Seja qual for o caso, a pessoa sinaliza com alterações quase imperceptíveis em seu jeito de ser, mas somente olhos e ouvidos treinados conseguem observá-las. Fácil concluir, a partir desse ponto, a importância de psicólogos a acompanharem alunos nesses tempos pós-pandemia, nesses tempos de bullying, nesses tempos de pais armados a se gabarem do armamento que ostentam, nesses tempos de redes sociais submersas na clandestinidade (foi nelas, também, que o moço em tela aprendeu a procurar armas sob colchões na casa do pai).
Fácil concluir, também, quão árduo é o trabalho de psicólogos quando conta-se, como ocorre em São Paulo, com apenas quinhentos psicoterapeutas para aproximadamente cinco mil e duzentos alunos de escolas estaduais.

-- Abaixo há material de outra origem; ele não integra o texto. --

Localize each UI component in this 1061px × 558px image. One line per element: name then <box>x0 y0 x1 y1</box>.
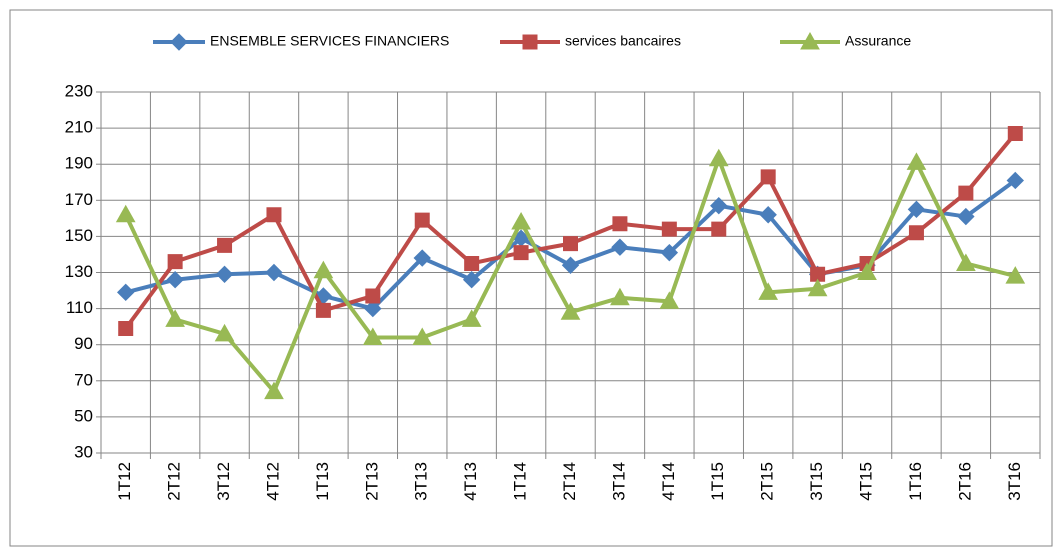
data-point <box>313 260 334 279</box>
data-point <box>1007 126 1023 142</box>
x-tick-label: 4T13 <box>461 462 480 501</box>
data-point <box>264 381 284 400</box>
data-point <box>759 206 777 224</box>
x-tick-label: 3T16 <box>1005 462 1024 501</box>
data-point <box>462 271 481 289</box>
x-tick-label: 3T14 <box>609 462 628 501</box>
data-point <box>857 262 877 280</box>
y-tick-label: 130 <box>65 262 93 281</box>
x-tick-label: 2T15 <box>758 462 777 501</box>
data-point <box>659 291 680 309</box>
y-tick-label: 110 <box>66 298 93 317</box>
x-tick-label: 1T15 <box>708 462 727 501</box>
data-point <box>907 200 926 219</box>
x-tick-label: 1T14 <box>511 462 530 501</box>
data-point <box>265 263 283 282</box>
legend-marker <box>170 33 188 51</box>
x-tick-label: 2T14 <box>560 462 579 501</box>
data-point <box>365 288 381 304</box>
data-point <box>117 283 135 302</box>
x-tick-label: 1T12 <box>115 462 134 501</box>
x-tick-label: 4T12 <box>263 462 282 501</box>
y-tick-label: 230 <box>65 81 93 100</box>
data-point <box>810 266 826 282</box>
legend-label: Assurance <box>845 33 911 49</box>
data-point <box>760 169 776 185</box>
data-point <box>511 211 531 230</box>
data-point <box>1006 171 1024 190</box>
data-point <box>165 309 185 327</box>
data-point <box>711 221 727 237</box>
legend-marker <box>800 31 820 50</box>
x-tick-label: 3T13 <box>412 462 431 501</box>
data-point <box>413 249 431 267</box>
x-tick-label: 4T14 <box>659 462 678 501</box>
legend-marker <box>522 34 538 50</box>
data-point <box>807 278 828 297</box>
legend-label: services bancaires <box>565 33 681 49</box>
data-point <box>611 238 629 256</box>
y-tick-label: 70 <box>74 370 93 389</box>
data-point <box>660 243 679 262</box>
data-point <box>217 237 233 253</box>
x-tick-label: 3T15 <box>807 462 826 501</box>
y-tick-label: 210 <box>65 118 93 137</box>
data-point <box>362 327 383 345</box>
data-point <box>561 256 580 274</box>
data-point <box>560 302 581 320</box>
x-tick-label: 3T12 <box>214 462 233 501</box>
legend-label: ENSEMBLE SERVICES FINANCIERS <box>210 33 449 49</box>
data-point <box>214 323 235 342</box>
y-tick-label: 150 <box>65 226 93 245</box>
data-point <box>957 207 975 226</box>
y-tick-label: 190 <box>65 154 93 173</box>
y-tick-label: 50 <box>74 406 93 425</box>
data-point <box>958 185 974 201</box>
y-tick-label: 90 <box>74 334 93 353</box>
y-tick-label: 170 <box>65 190 93 209</box>
data-point <box>708 148 729 167</box>
data-point <box>364 299 382 318</box>
data-point <box>315 302 331 318</box>
data-point <box>758 282 779 300</box>
data-point <box>215 265 234 284</box>
data-point <box>464 255 480 271</box>
x-tick-label: 4T15 <box>857 462 876 501</box>
data-point <box>118 320 134 336</box>
data-point <box>563 236 578 252</box>
data-point <box>1005 266 1026 284</box>
data-point <box>661 221 677 237</box>
data-point <box>115 204 136 223</box>
data-point <box>414 212 430 228</box>
x-tick-label: 1T13 <box>313 462 332 501</box>
data-point <box>908 225 924 241</box>
data-point <box>412 327 433 345</box>
data-point <box>956 253 976 271</box>
data-point <box>266 207 282 223</box>
data-point <box>612 216 628 232</box>
x-tick-label: 2T16 <box>955 462 974 501</box>
x-tick-label: 2T13 <box>362 462 381 501</box>
data-point <box>461 309 482 327</box>
data-point <box>906 152 927 170</box>
x-tick-label: 2T12 <box>165 462 184 501</box>
data-point <box>167 254 183 270</box>
data-point <box>710 197 728 215</box>
y-tick-label: 30 <box>74 442 93 461</box>
data-point <box>513 245 529 261</box>
x-tick-label: 1T16 <box>906 462 925 501</box>
data-point <box>610 287 630 306</box>
data-point <box>166 271 184 289</box>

É um absurdo total.
É uma política educacional criminosa por parte das autoridades. E se isso ocorre em São Paulo, mais uma vez, digamos, não é difícil imaginar como é no Brasil afora. Em alguns estados do Norte e Nordeste não há psicoterapeutas. Em determinados entes federativos existe um, e só um, para cerca de quatro mil alunos.
Verbas para contratação e aprimoramento de profissionais no campo da Educação ou destinadas à infraestrutura de colégios não rendem votos. Para dar dinheiro à área da Saúde, o governador de São Paulo ameaça tirar do setor da Educação. Dois setores estratégicos para a vida e a dignidade humanas.

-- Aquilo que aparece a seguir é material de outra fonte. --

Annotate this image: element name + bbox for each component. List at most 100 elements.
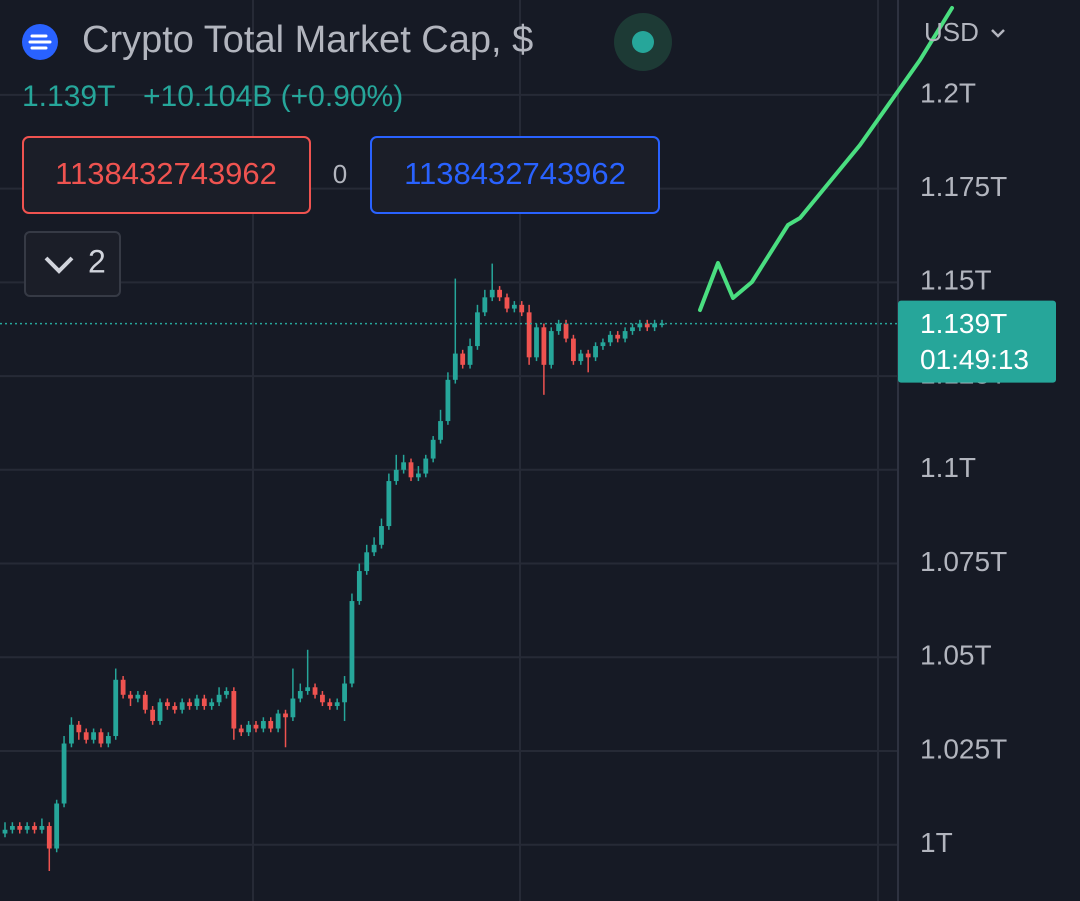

Enquanto perdurou no Brasil a ditadura militar de cabeças nubladas sobre ombros estrelados, a perseguição ao antropólogo, etnólogo e escritor Darcy Ribeiro, já na década de 1970 reconhecido como um dos grandes intelectuais globais, fez-se emblemática da estultice de determinados governantes.
Darcy defendia um modelo educacional que ensinasse formalmente, mas também formasse a consciência da cidadania. Foi chamado pelos militares de “comunista” (Darcy Ribeiro comunista? Só rindo!) e acabou exilado.
Foi de sua lavra um ensinamento exemplar: “Se não investirmos já na construção de excelentes escolas, um dia faltará dinheiro para construirmos péssimas prisões”.
Darcy foi um dos fundadores da UnB em 1962. Para os jovens havia à época sentido de viver e de lutar por uma sociedade menos desigual — também a desigualdade entre pessoas deprime os moços e moças dos dias de hoje, apontam educadores. E as guerras deprimem e assaltam a racionalidade, assim como deprimiram e assaltaram a de Stefan Zweig. O inspirador de “o jovem de hoje é o Brasil de amanhã” suicidou-se.